Ho messo a confronto il grafico a tre mesi dello spread BTP/BUND
con quello dei BONOS/BUND



In data 04/08/2011 lo spread fra i BONOS e il BUNS era a 400 punti circa
mentre lo spread fra i BTP e il bund era a 380
con un vantaggio per noi di circa 20 punti

Ora le parti si sono invertite
il ns. svantaggio viaggia fra i 20/30 punti

Ognuno di noi tragga le sue conclusioni

..dimenticavo, ad Agosto il governo Zapatero ha indetto nuove elezioni...

Si è da un po' che si è verificato il sorpasso.
Ma non è solo una questione politica. La Spagna ha un debito pubblico molto inferiore all'Italia, mi hanno fatto notare.
Anche se resto dell'idea che l'economia spagnola è molto più debole della nostra, perché molto legata alla bolla immobiliare.

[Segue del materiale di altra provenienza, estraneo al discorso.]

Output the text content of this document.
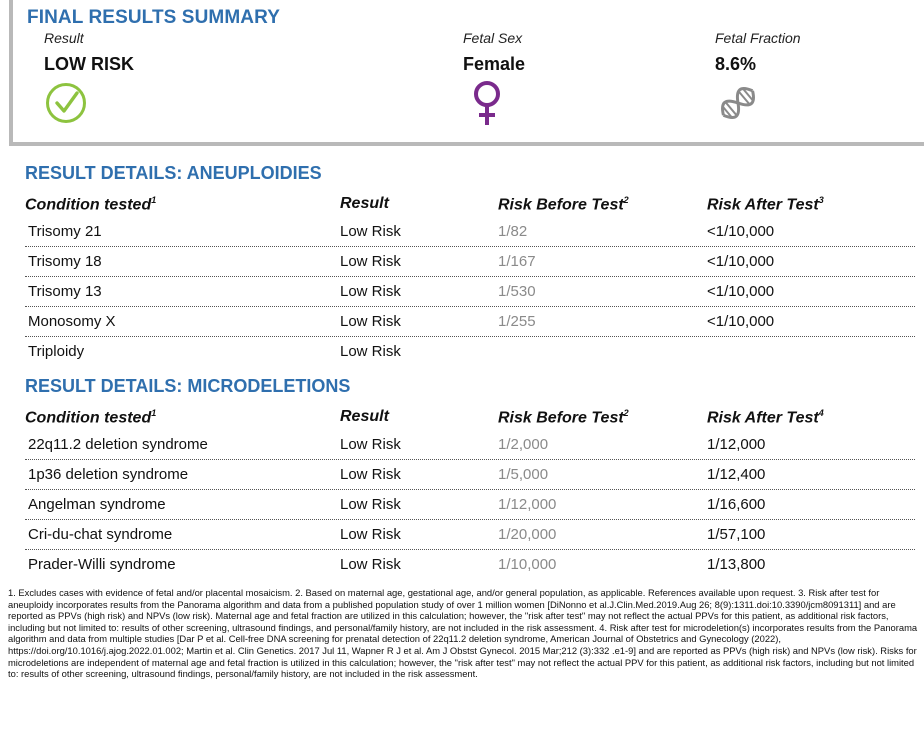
FINAL RESULTS SUMMARY
Result
LOW RISK
Fetal Sex
Female
Fetal Fraction
8.6%
RESULT DETAILS: ANEUPLOIDIES
Condition tested$^1$	Result	Risk Before Test$^2$	Risk After Test$^3$
Trisomy 21	Low Risk	1/82	<1/10,000
Trisomy 18	Low Risk	1/167	<1/10,000
Trisomy 13	Low Risk	1/530	<1/10,000
Monosomy X	Low Risk	1/255	<1/10,000
Triploidy	Low Risk
RESULT DETAILS: MICRODELETIONS
Condition tested$^1$	Result	Risk Before Test$^2$	Risk After Test$^4$
22q11.2 deletion syndrome	Low Risk	1/2,000	1/12,000
1p36 deletion syndrome	Low Risk	1/5,000	1/12,400
Angelman syndrome	Low Risk	1/12,000	1/16,600
Cri-du-chat syndrome	Low Risk	1/20,000	1/57,100
Prader-Willi syndrome	Low Risk	1/10,000	1/13,800
1. Excludes cases with evidence of fetal and/or placental mosaicism. 2. Based on maternal age, gestational age, and/or general population, as applicable. References available upon request. 3. Risk after test for aneuploidy incorporates results from the Panorama algorithm and data from a published population study of over 1 million women [DiNonno et al.J.Clin.Med.2019.Aug 26; 8(9):1311.doi:10.3390/jcm8091311] and are reported as PPVs (high risk) and NPVs (low risk). Maternal age and fetal fraction are utilized in this calculation; however, the "risk after test" may not reflect the actual PPVs for this patient, as additional risk factors, including but not limited to: results of other screening, ultrasound findings, and personal/family history, are not included in the risk assessment. 4. Risk after test for microdeletion(s) incorporates results from the Panorama algorithm and data from multiple studies [Dar P et al. Cell-free DNA screening for prenatal detection of 22q11.2 deletion syndrome, American Journal of Obstetrics and Gynecology (2022), https://doi.org/10.1016/j.ajog.2022.01.002; Martin et al. Clin Genetics. 2017 Jul 11, Wapner R J et al. Am J Obstst Gynecol. 2015 Mar;212 (3):332 .e1-9] and are reported as PPVs (high risk) and NPVs (low risk). Risks for microdeletions are independent of maternal age and fetal fraction is utilized in this calculation; however, the "risk after test" may not reflect the actual PPV for this patient, as additional risk factors, including but not limited to: results of other screening, ultrasound findings, personal/family history, are not included in the risk assessment.
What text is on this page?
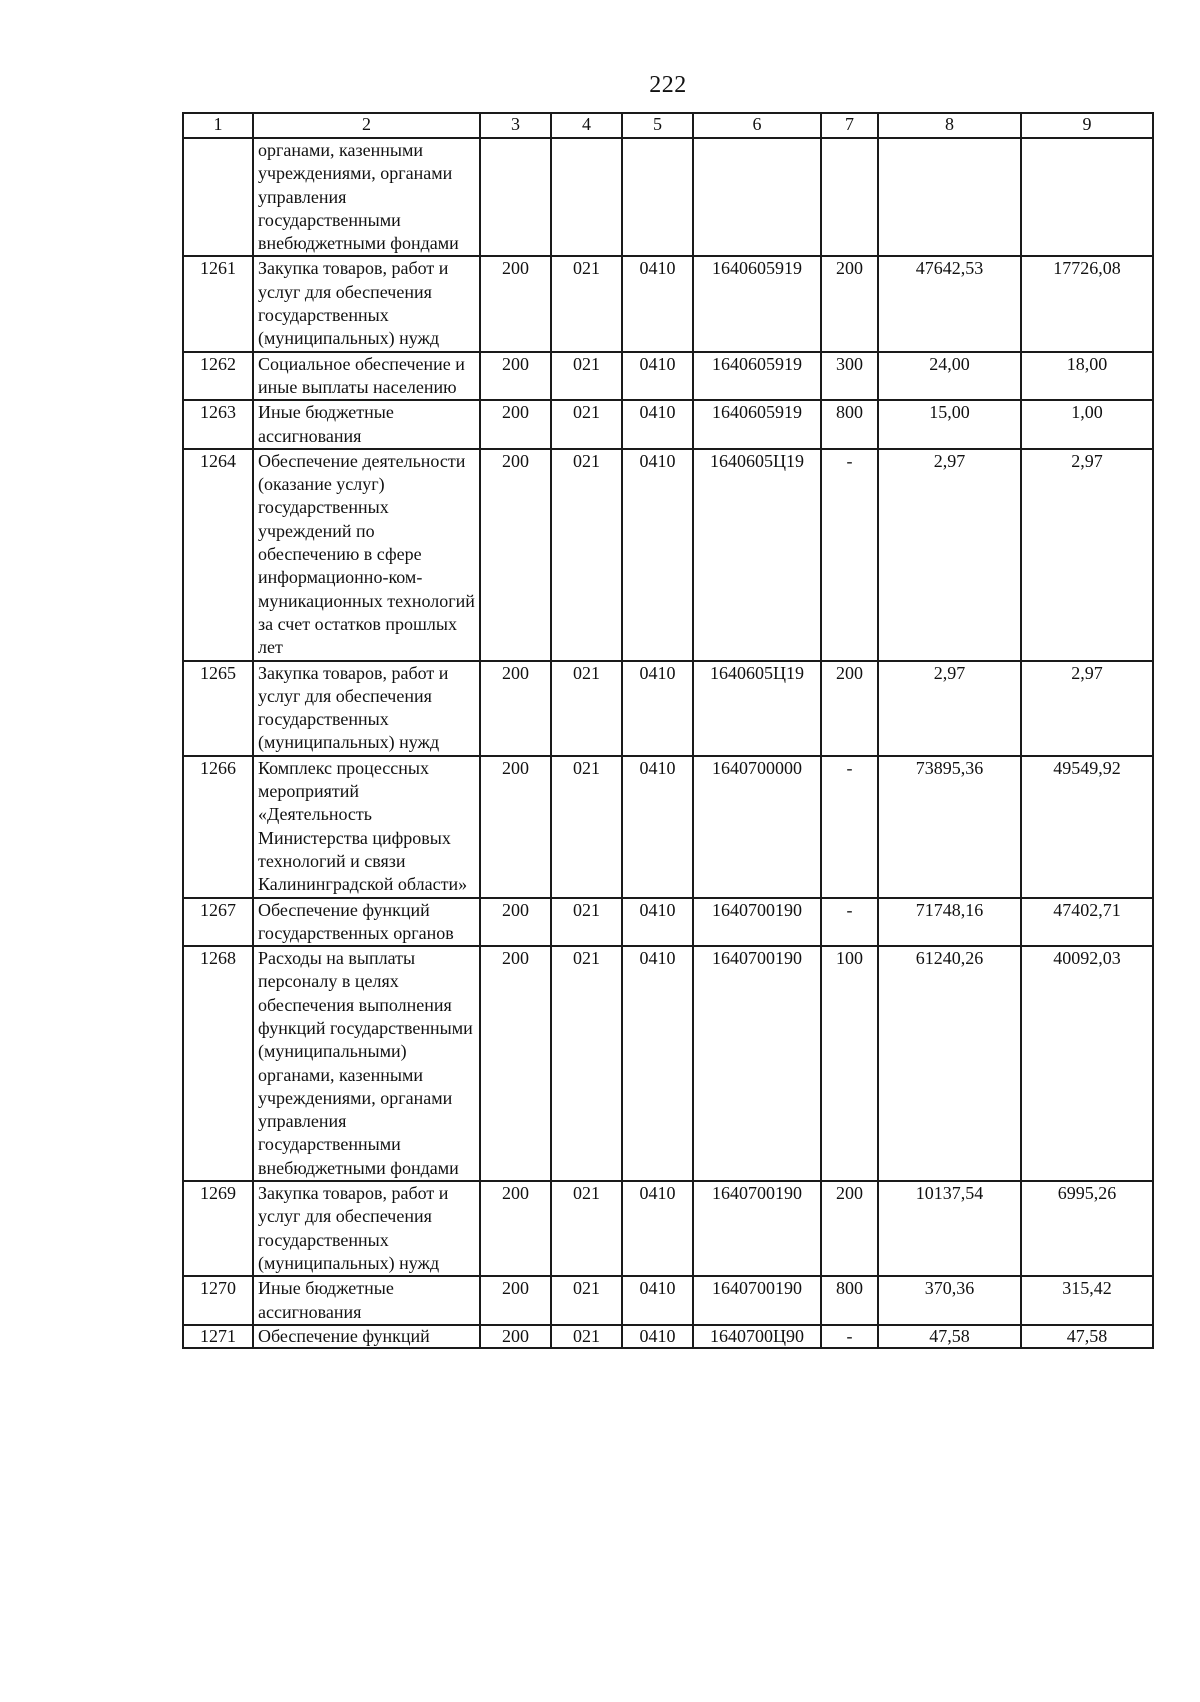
222
1	2	3	4	5	6	7	8	9
	органами, казенными учреждениями, органами управления государственными внебюджетными фондами							
1261	Закупка товаров, работ и услуг для обеспечения государственных (муниципальных) нужд	200	021	0410	1640605919	200	47642,53	17726,08
1262	Социальное обеспечение и иные выплаты населению	200	021	0410	1640605919	300	24,00	18,00
1263	Иные бюджетные ассигнования	200	021	0410	1640605919	800	15,00	1,00
1264	Обеспечение деятельности (оказание услуг) государственных учреждений по обеспечению в сфере информационно-ком-муникационных технологий за счет остатков прошлых лет	200	021	0410	1640605Ц19	-	2,97	2,97
1265	Закупка товаров, работ и услуг для обеспечения государственных (муниципальных) нужд	200	021	0410	1640605Ц19	200	2,97	2,97
1266	Комплекс процессных мероприятий «Деятельность Министерства цифровых технологий и связи Калининградской области»	200	021	0410	1640700000	-	73895,36	49549,92
1267	Обеспечение функций государственных органов	200	021	0410	1640700190	-	71748,16	47402,71
1268	Расходы на выплаты персоналу в целях обеспечения выполнения функций государственными (муниципальными) органами, казенными учреждениями, органами управления государственными внебюджетными фондами	200	021	0410	1640700190	100	61240,26	40092,03
1269	Закупка товаров, работ и услуг для обеспечения государственных (муниципальных) нужд	200	021	0410	1640700190	200	10137,54	6995,26
1270	Иные бюджетные ассигнования	200	021	0410	1640700190	800	370,36	315,42
1271	Обеспечение функций	200	021	0410	1640700Ц90	-	47,58	47,58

La prossima settimana sarò tre o quattro giorni a Barcellona e parlerò con quel cliente che mi aveva descritto la situazione come segue:


Secondo un mio Cliente spagnolo.
I rossi fuori dall'Euro, gli arancioni lì lì. i verdi dentro e tranquilli.
Lo vado a trovare il 21 settembre...


greece 5-yr
3442.70 +14.7%




portugal 5-yr
1112.40 +5.1%

ireland 5-yr
856.10 +2.8%

italy 5-yr
457.40 +6.22%




spain 5-yr
399.10 +1.37%


Vediamo se sono in tanti a pensarla così...
 

g.ln

Triplo Panico: comprare
Cameron e Sarkozy in Libia!

Si vanno a fregare il petrolio della Libia, meno male che il gas è nostro:

(ANSA) - TRIPOLI, 15 SET - Un imponente dispositivo di sicurezza è stato messo in atto oggi a Tripoli per la visita del presidente francese Nicolas Sarkozy e del premier britannico David Cameron. Sarkozy e Cameron sono attesi in mattinata in Libia. Partiti su aerei differenti, devono ritrovarsi a Tripoli e poi (secondo i media francesi) recarsi anche a Bengasi.

Ciao, Giuseppe
 

Nix

Noio volevàn savoir ...
Si è da un po' che si è verificato il sorpasso.
Ma non è solo una questione politica. La Spagna ha un debito pubblico molto inferiore all'Italia, mi hanno fatto notare.
Anche se resto dell'idea che l'economia spagnola è molto più debole della nostra, perché molto legata alla bolla immobiliare.

La prossima settimana sarò tre o quattro giorni a Barcellona e parlerò con quel cliente che mi aveva descritto la situazione come segue:





Vediamo se sono in tanti a pensarla così...

Ciao a tutti, credo che la differenza sostanziale tra la spagna e l'italia in questo momento sia di carattere politico.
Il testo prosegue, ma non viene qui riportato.